What Trump is doing with this campaign – whether he is fully aware of its scope and depth – is still unknown. His foreign policy, which he has clearly expressed many times, is aimed at realignment with Putin’s Russia. At an initial press conference in Helsinki, he said he believed Putin over his own intelligence services when it came to whether Russia meddled in the 2016 election. More generally, Trump abhors multinational alliances, especially NATO. He views US military aid to Ukraine as a waste of money; he doesn’t think much of Ukrainian President Volodymyr Zelensky, labeling him a “salesman,” and no doubt remains bitter about the role their “beautiful phone call” played in his first impeachment trial. (This was the call where Trump tried to hold up the delivery of US anti-tank missiles until Zelensky agreed to dig up dirt on Hunter Biden.)

The entire MAGA wing of the Republican Party – that is, the Republican Party – endorses Trump’s desire to renew good relations with Russia, the better to go after America’s real opponent, Xi Jinping’s China. The first few nominees for Trump’s Cabinet – Rep. Mike Waltz as National Security Advisor, Senator Marco Rubio as Secretary of State, and Representative Elise Stefanik all share this perspective. Shortly after his victory, Trump made a point of tweeting that former Secretary of State Mike Pompeo and former U.N. Ambassador Nikki Haley, both of whom had lobbied for high positions, would have no place in his administration.

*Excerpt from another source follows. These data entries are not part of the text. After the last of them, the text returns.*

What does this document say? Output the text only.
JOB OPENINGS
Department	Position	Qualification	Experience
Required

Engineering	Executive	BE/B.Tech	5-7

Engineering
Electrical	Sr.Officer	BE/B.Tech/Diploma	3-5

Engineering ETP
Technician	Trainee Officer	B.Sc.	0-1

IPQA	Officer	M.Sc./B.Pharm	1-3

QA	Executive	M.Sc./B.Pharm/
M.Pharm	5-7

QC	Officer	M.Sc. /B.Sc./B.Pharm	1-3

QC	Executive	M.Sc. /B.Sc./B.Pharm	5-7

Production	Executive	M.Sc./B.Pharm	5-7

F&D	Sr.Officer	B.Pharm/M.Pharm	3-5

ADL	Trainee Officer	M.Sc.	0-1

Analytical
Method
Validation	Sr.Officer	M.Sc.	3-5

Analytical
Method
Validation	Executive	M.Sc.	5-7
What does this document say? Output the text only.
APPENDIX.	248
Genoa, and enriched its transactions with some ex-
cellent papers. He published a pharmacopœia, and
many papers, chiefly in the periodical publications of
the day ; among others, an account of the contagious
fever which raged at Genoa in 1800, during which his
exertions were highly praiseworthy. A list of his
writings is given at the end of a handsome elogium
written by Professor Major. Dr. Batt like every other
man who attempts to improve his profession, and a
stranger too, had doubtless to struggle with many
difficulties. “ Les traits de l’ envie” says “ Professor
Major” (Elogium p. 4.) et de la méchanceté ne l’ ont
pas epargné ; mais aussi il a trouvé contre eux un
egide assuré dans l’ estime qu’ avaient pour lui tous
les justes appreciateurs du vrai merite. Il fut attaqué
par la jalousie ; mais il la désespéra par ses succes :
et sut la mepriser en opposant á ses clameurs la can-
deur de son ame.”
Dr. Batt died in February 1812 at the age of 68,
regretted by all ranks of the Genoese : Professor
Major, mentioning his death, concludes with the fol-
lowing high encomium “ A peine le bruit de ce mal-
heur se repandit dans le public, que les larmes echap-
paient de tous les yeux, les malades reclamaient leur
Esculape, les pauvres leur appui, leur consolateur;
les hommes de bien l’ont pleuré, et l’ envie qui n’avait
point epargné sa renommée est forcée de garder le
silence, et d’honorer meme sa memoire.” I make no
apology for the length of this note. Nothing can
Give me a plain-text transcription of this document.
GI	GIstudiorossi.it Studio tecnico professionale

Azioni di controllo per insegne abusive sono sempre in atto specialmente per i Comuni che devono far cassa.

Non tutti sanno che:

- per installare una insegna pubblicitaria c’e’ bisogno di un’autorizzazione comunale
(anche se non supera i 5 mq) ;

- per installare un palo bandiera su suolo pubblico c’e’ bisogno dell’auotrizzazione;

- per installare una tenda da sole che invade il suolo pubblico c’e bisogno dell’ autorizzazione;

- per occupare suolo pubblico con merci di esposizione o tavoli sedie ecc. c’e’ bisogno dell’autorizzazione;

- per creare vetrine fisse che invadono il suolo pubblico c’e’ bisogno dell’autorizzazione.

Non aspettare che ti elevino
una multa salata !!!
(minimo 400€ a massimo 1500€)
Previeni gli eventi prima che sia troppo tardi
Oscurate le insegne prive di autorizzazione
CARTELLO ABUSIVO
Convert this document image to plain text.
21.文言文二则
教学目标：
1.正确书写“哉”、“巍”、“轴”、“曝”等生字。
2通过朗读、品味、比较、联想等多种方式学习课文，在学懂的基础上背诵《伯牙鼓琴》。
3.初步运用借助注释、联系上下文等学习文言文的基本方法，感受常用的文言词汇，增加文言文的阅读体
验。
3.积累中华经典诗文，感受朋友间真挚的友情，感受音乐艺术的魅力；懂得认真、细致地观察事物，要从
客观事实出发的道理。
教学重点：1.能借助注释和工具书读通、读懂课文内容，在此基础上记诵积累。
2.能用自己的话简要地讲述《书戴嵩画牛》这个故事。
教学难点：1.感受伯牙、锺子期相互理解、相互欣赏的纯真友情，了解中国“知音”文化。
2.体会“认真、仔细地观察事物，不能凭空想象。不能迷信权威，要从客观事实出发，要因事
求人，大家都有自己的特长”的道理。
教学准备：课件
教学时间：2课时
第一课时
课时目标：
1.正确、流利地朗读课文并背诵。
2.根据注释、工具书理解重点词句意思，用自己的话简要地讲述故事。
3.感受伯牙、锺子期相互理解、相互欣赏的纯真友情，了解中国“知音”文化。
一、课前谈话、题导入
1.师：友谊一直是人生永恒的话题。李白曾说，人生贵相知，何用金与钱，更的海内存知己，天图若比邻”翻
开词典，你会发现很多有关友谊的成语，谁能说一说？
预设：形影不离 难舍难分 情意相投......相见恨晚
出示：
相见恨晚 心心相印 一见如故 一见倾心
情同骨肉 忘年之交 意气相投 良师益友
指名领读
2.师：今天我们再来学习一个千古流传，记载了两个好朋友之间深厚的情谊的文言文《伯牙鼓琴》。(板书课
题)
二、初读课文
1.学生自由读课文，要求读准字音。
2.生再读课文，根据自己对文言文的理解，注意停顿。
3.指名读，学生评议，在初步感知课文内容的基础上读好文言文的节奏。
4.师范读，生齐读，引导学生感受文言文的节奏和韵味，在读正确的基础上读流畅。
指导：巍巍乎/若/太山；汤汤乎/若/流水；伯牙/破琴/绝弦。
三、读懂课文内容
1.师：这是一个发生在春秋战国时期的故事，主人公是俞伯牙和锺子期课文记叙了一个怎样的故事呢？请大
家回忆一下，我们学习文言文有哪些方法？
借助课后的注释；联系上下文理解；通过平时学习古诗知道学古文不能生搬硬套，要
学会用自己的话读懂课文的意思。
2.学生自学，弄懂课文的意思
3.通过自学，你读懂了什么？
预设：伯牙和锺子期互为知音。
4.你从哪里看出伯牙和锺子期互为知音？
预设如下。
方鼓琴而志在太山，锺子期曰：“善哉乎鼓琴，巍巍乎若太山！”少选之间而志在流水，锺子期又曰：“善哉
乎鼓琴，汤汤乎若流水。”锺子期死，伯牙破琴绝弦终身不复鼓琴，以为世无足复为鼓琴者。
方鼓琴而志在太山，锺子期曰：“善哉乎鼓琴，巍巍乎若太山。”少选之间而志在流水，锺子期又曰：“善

Haley committed the unforgivable sin of running against Trump during the primaries, but in addition, both she and Pompeo supported — and still support — boosting military aid to Ukraine. So they were gone.

One can only wonder what Trump will do – whether he will change his position, whether he will be able to change his position – when he realizes: as he realizes that Putin is not his friend. Trump certainly shouldn’t pretend that he is is.